Sea Shanties aptly demonstrated this tendency in mid-2021, when a cover of New Zealand folk song ‘The
Wellerman’ had a sudden viral success and spawned hundreds of remixes, parodies and responses, before
falling out of popularity again less than a month later. Mainstream media coverage of this trend treated it
as both a curiosity and a potential sign of a broader cultural moment, spawning several articles where
journalists speculated that a single 19th century whaling ballad meme allowed a lockdown-harried Generation
Z to ‘find delight in a centuries-old music genre meant to bind separate bodies together into one shared,
cooperative
action’ (VanArendonk, 2021). Did Generation Z actually develop an interest in Sea Shanties? No.
The Google trend data shows two peaks: one for the ‘Wellerman’ memes in early 2021, and another when several
Sea Shanty festivals attempted to capitalise on this moment in mid 2022 (Google Trends, 2024).

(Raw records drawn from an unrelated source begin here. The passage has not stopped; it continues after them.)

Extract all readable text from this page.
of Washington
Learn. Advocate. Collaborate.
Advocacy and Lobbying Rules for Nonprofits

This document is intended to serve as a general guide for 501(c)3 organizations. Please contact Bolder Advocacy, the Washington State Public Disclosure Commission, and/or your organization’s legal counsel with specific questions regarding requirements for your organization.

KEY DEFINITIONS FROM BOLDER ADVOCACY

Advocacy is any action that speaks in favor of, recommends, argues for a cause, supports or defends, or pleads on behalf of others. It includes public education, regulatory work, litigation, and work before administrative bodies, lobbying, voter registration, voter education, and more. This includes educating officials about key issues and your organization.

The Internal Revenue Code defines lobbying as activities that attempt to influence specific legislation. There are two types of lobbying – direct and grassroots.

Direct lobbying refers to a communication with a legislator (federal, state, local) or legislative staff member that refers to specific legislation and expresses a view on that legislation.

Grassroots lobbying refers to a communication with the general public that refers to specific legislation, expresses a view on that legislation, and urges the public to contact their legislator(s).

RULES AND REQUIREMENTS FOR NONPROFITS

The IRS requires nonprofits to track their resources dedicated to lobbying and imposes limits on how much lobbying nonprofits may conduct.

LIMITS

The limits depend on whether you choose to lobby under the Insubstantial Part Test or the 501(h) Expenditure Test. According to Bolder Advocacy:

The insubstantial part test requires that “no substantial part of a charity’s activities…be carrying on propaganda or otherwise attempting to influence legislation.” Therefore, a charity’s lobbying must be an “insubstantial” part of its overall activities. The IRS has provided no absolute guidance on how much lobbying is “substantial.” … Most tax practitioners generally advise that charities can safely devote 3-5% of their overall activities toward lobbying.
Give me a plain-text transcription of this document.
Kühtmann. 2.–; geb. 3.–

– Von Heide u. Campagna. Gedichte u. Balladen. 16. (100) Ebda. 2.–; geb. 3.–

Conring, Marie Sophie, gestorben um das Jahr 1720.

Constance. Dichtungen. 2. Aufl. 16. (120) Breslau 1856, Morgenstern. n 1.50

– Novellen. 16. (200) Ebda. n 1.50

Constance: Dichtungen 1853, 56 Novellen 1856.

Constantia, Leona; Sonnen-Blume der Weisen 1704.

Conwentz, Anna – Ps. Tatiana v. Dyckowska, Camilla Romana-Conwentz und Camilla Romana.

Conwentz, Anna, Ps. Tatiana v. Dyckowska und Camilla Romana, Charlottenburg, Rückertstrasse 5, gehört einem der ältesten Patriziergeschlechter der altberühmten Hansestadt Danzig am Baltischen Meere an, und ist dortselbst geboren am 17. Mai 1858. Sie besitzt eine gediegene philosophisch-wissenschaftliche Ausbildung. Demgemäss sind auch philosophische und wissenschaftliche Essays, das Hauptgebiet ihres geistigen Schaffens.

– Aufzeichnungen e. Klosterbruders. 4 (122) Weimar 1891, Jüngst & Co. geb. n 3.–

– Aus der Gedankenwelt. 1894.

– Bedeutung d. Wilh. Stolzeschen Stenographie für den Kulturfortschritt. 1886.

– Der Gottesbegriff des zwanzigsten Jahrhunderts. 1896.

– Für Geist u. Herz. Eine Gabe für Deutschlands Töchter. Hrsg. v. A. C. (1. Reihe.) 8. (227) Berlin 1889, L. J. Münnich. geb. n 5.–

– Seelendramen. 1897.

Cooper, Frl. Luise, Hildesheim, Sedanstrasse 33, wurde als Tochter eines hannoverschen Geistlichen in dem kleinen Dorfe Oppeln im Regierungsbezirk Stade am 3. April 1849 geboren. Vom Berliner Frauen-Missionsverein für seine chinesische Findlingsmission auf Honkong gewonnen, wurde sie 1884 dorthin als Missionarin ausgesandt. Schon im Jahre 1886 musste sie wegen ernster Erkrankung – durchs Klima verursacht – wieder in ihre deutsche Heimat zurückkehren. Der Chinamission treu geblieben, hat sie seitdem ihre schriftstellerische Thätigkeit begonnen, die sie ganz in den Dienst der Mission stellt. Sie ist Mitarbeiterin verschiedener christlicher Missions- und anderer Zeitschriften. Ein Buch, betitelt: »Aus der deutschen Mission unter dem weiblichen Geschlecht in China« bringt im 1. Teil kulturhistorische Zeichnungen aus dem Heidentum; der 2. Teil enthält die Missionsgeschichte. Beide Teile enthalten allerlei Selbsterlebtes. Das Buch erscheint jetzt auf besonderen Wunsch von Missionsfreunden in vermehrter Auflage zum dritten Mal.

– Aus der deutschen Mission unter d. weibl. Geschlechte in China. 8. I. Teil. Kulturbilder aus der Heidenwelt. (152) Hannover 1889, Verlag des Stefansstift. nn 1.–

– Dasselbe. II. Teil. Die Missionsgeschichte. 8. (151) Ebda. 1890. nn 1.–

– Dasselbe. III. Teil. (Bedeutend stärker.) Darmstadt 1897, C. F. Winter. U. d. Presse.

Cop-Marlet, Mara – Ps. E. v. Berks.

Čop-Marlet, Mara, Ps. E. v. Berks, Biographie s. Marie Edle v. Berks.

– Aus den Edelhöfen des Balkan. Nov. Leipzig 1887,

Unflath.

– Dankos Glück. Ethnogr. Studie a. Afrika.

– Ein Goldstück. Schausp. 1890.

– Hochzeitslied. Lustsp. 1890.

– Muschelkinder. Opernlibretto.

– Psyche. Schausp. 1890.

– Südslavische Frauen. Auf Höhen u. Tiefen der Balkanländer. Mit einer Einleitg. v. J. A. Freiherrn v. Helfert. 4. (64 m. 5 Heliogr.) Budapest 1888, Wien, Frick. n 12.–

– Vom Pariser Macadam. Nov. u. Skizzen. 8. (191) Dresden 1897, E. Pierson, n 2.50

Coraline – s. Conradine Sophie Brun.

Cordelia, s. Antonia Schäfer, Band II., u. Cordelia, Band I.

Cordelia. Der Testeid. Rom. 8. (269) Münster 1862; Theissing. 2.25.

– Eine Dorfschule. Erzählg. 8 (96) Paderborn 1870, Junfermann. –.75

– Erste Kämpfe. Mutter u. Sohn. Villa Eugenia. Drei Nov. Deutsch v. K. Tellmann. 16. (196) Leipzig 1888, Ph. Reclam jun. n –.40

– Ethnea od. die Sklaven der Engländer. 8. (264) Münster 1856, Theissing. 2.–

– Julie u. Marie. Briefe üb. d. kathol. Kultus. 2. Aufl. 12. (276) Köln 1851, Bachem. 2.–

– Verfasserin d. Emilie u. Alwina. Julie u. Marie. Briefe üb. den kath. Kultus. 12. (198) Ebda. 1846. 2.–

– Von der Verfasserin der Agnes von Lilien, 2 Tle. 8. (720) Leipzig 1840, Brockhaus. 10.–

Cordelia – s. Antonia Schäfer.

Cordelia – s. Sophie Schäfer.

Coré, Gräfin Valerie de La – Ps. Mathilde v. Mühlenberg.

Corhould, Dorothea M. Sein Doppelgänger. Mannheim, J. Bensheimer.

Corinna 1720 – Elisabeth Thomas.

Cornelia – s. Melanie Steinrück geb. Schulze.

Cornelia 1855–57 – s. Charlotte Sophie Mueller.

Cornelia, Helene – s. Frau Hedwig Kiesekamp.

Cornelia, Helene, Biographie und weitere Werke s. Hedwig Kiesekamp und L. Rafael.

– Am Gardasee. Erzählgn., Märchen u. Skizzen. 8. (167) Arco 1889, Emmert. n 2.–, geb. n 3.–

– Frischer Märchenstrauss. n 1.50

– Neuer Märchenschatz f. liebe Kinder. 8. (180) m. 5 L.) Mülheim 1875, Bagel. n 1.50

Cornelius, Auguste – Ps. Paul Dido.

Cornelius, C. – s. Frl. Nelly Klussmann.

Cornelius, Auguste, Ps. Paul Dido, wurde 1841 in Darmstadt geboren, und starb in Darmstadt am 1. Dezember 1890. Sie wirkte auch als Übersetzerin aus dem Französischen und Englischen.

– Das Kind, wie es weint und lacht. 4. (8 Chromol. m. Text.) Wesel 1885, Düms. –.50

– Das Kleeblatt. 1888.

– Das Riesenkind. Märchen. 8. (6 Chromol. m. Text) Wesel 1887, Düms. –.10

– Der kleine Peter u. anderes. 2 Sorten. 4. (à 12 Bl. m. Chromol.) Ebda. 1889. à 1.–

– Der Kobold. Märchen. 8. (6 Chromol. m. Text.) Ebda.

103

The memes were never going to last, but the temptation to run articles speculating about their provenance
proved irresistible.
The Kia Challenge is essentially a version of this narrative coupled with the typical local news fixation on
crime. Any evidence of anything like a Tiktok trend centred around automobile theft happening anywhere in
the world is enough to run an article speculating about the possibility of it happening in your backyard, to
the point that Australian local news outlets like Channel 9 (Nagel, 2023) and Channel 7
(2022) have run reporting about the Kia Challenge that is identical to its American siblings,
despite the presence of immobilisers in all Australian vehicles making anything like it impossible. When the
viral traffic fell away and it became untenable to keep speculating about teenagers stealing cars because of
memes, the coverage of Kia theft turned to much more typical crime coverage focusing on the victims and the
structural causes.
The Kia theft phenomena is a powerful demonstration of how social media, when coupled with traditional
media, can
distort our perceptions of reality. Obvious corporate malfeasance creates a wave of opportunistic property
crime, to
the point that the criminals post content celebrating it. Then the rest of the world, seeing only the
content,
hallucinates a scarier version of events where the content is itself the cause. Life in the 2020s.